Potential new forms of personalised cancer therapeutics continue to emerge. Two recent discoveries may contribute to therapeutic advancement in management of breast cancer.
A study published in the Cell Stem Cell and reported in the New Scientist sheds new light on the origin of most common forms of breast malignant tumours. Till recently, it has been thought that most breast cancers originate from basal stem cells. A team of scientists at the Breakthrough Breast Cancer Centre in London, compared mice expressing mutant versions of the BRCA1 gene (a tumor suppressor gene), which is known to cause breast cancer, in a number of different breast cell types.
They inserted a mutant version of the gene into either basal stem cells or luminal progenitor cells. Both sets of animals developed breast tumours but only tumours derived from the luminal cells mimicked the features of BRCA1- linked cancers in humans, and also so called sporadic basal-like breast cancers, showing aggressive growth and specific genetic markers [Molyneux G et al. (2010) Cell Stem Cell 7(3):403-417]. This accurate identification of the cellular origin of breast cancers constitutes an important step in development of new treatments.
Another important study linking DNA polymorphisms in the estrogen metabolism pathway to breast and endometrial cancer risks has been recently published in PLoS Genetics and discussed at the 2010 conference of the British Society of Human Genetics. This comprehensive genetic study involved more than 7,000 participants from Sweden and Finland and allowed the analysis of a large population of SNPs and the correlation of their potential effects on the production of estrogen and the development of breast and endometrial cancer [Low YL et al. (2010) PLoS Genet. 6:e1001012]

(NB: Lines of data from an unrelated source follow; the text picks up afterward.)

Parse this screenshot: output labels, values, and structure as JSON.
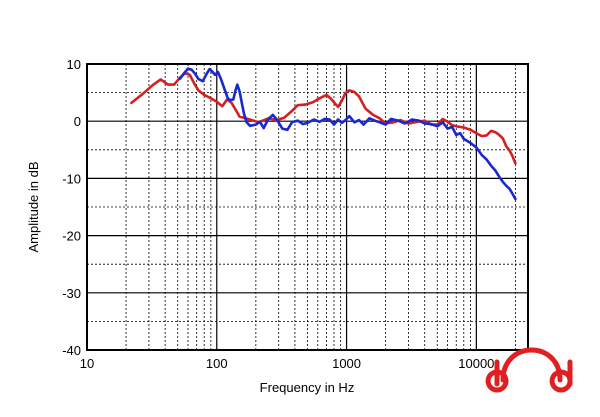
{
  "chart_data": {
    "type": "line",
    "xlabel": "Frequency in Hz",
    "ylabel": "Amplitude in dB",
    "x_scale": "log",
    "xlim": [
      10,
      25000
    ],
    "ylim": [
      -40,
      10
    ],
    "x_ticks": [
      10,
      100,
      1000,
      10000
    ],
    "x_tick_labels": [
      "10",
      "100",
      "1000",
      "10000"
    ],
    "y_ticks": [
      10,
      0,
      -10,
      -20,
      -30,
      -40
    ],
    "y_tick_labels": [
      "10",
      "0",
      "-10",
      "-20",
      "-30",
      "-40"
    ],
    "grid": true,
    "series": [
      {
        "color": "#d42020",
        "points": [
          [
            22,
            3.2
          ],
          [
            27,
            4.8
          ],
          [
            32,
            6.3
          ],
          [
            37,
            7.3
          ],
          [
            42,
            6.4
          ],
          [
            47,
            6.4
          ],
          [
            52,
            7.6
          ],
          [
            57,
            8.4
          ],
          [
            62,
            8.1
          ],
          [
            67,
            6.6
          ],
          [
            72,
            5.4
          ],
          [
            80,
            4.6
          ],
          [
            90,
            4.0
          ],
          [
            100,
            3.4
          ],
          [
            110,
            2.6
          ],
          [
            120,
            3.8
          ],
          [
            130,
            3.2
          ],
          [
            150,
            0.8
          ],
          [
            180,
            0.3
          ],
          [
            210,
            -0.2
          ],
          [
            250,
            0.5
          ],
          [
            290,
            0.2
          ],
          [
            330,
            0.6
          ],
          [
            380,
            1.8
          ],
          [
            420,
            2.8
          ],
          [
            480,
            2.9
          ],
          [
            550,
            3.3
          ],
          [
            620,
            4.0
          ],
          [
            700,
            4.6
          ],
          [
            760,
            3.9
          ],
          [
            820,
            3.0
          ],
          [
            860,
            2.5
          ],
          [
            920,
            3.6
          ],
          [
            980,
            4.9
          ],
          [
            1050,
            5.4
          ],
          [
            1150,
            5.1
          ],
          [
            1250,
            4.3
          ],
          [
            1400,
            2.2
          ],
          [
            1600,
            1.1
          ],
          [
            1800,
            0.5
          ],
          [
            2000,
            -0.4
          ],
          [
            2300,
            -0.2
          ],
          [
            2600,
            0.2
          ],
          [
            3000,
            -0.4
          ],
          [
            3500,
            -0.1
          ],
          [
            4000,
            0.1
          ],
          [
            4500,
            -0.6
          ],
          [
            5000,
            -0.6
          ],
          [
            5500,
            0.4
          ],
          [
            6000,
            -0.1
          ],
          [
            6500,
            -0.7
          ],
          [
            7000,
            -0.9
          ],
          [
            8000,
            -1.1
          ],
          [
            9000,
            -1.5
          ],
          [
            10000,
            -2.1
          ],
          [
            11000,
            -2.6
          ],
          [
            12000,
            -2.5
          ],
          [
            13000,
            -1.7
          ],
          [
            14000,
            -1.9
          ],
          [
            15000,
            -2.4
          ],
          [
            16000,
            -3.0
          ],
          [
            17000,
            -4.4
          ],
          [
            18000,
            -5.1
          ],
          [
            19000,
            -6.1
          ],
          [
            20000,
            -7.4
          ]
        ]
      },
      {
        "color": "#1a28d0",
        "points": [
          [
            52,
            7.4
          ],
          [
            56,
            8.4
          ],
          [
            60,
            9.2
          ],
          [
            64,
            9.0
          ],
          [
            68,
            8.3
          ],
          [
            72,
            7.4
          ],
          [
            78,
            7.0
          ],
          [
            84,
            8.4
          ],
          [
            88,
            9.1
          ],
          [
            92,
            8.7
          ],
          [
            97,
            8.1
          ],
          [
            102,
            8.6
          ],
          [
            108,
            7.3
          ],
          [
            115,
            5.5
          ],
          [
            122,
            3.9
          ],
          [
            128,
            3.7
          ],
          [
            134,
            3.8
          ],
          [
            140,
            5.5
          ],
          [
            144,
            6.4
          ],
          [
            150,
            5.2
          ],
          [
            156,
            3.2
          ],
          [
            162,
            1.3
          ],
          [
            170,
            -0.2
          ],
          [
            180,
            -0.8
          ],
          [
            200,
            -0.6
          ],
          [
            215,
            -0.1
          ],
          [
            230,
            -1.2
          ],
          [
            250,
            0.4
          ],
          [
            270,
            1.1
          ],
          [
            290,
            0.3
          ],
          [
            320,
            -1.3
          ],
          [
            350,
            -1.5
          ],
          [
            380,
            -0.2
          ],
          [
            420,
            0.1
          ],
          [
            460,
            -0.5
          ],
          [
            500,
            -0.3
          ],
          [
            560,
            0.3
          ],
          [
            620,
            -0.1
          ],
          [
            680,
            0.4
          ],
          [
            740,
            0.3
          ],
          [
            800,
            -0.6
          ],
          [
            860,
            0.3
          ],
          [
            920,
            -0.3
          ],
          [
            980,
            0.2
          ],
          [
            1050,
            0.9
          ],
          [
            1150,
            -0.2
          ],
          [
            1250,
            0.2
          ],
          [
            1350,
            -0.6
          ],
          [
            1500,
            0.5
          ],
          [
            1650,
            0.1
          ],
          [
            1800,
            -0.2
          ],
          [
            2000,
            -0.6
          ],
          [
            2200,
            0.4
          ],
          [
            2500,
            0.1
          ],
          [
            2800,
            -0.4
          ],
          [
            3200,
            0.3
          ],
          [
            3600,
            0.1
          ],
          [
            4000,
            -0.4
          ],
          [
            4500,
            -0.5
          ],
          [
            5000,
            -0.9
          ],
          [
            5500,
            -0.2
          ],
          [
            6000,
            -1.3
          ],
          [
            6500,
            -1.0
          ],
          [
            7000,
            -2.4
          ],
          [
            7500,
            -2.1
          ],
          [
            8000,
            -3.1
          ],
          [
            9000,
            -3.8
          ],
          [
            10000,
            -4.6
          ],
          [
            11000,
            -5.9
          ],
          [
            12000,
            -6.7
          ],
          [
            13000,
            -7.8
          ],
          [
            14000,
            -8.6
          ],
          [
            15000,
            -9.7
          ],
          [
            16000,
            -10.6
          ],
          [
            17000,
            -11.3
          ],
          [
            18000,
            -11.8
          ],
          [
            19000,
            -12.7
          ],
          [
            20000,
            -13.6
          ]
        ]
      }
    ]
  },
  "logo": {
    "name": "headphone-logo-icon",
    "color": "#e02020"
  }
}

The genes analysed included the CYP19A1 gene encoding the enzyme aromatase, a known candidate target for cancer treatment in postmenopausal women. Although it has long been known that estrogen plays an important role in the breast cancer development, this recent study is the first to give exhaustive evidence of strong links between polymorphisms in genes involved in the estrogen metabolism pathway, and potential development of breast and endometrial cancer. These findings strengthen the scientific rationale for current chemoprophylaxis agents, and provide an opportunity for further advances in estrogen-related cancer treatment.
Prof Edison Liu, director of the Genome Institute of Singapore and lead author of the study, said, “This research raises the possibility of having a test using multiple genetic markers that, when added together, can give an estimate of risk for the most common forms of breast cancer. Previously such genetic risk determination was limited to rare forms of breast cancer. It was the combination of the markers rather than single markers, and our integration of the knowledge of the estrogen metabolism pathways that made the difference” (see press release).
Comment: These two recently reported studies give significant new prospects for novel therapeutic and prophylactic approaches in the battle with breast cancer.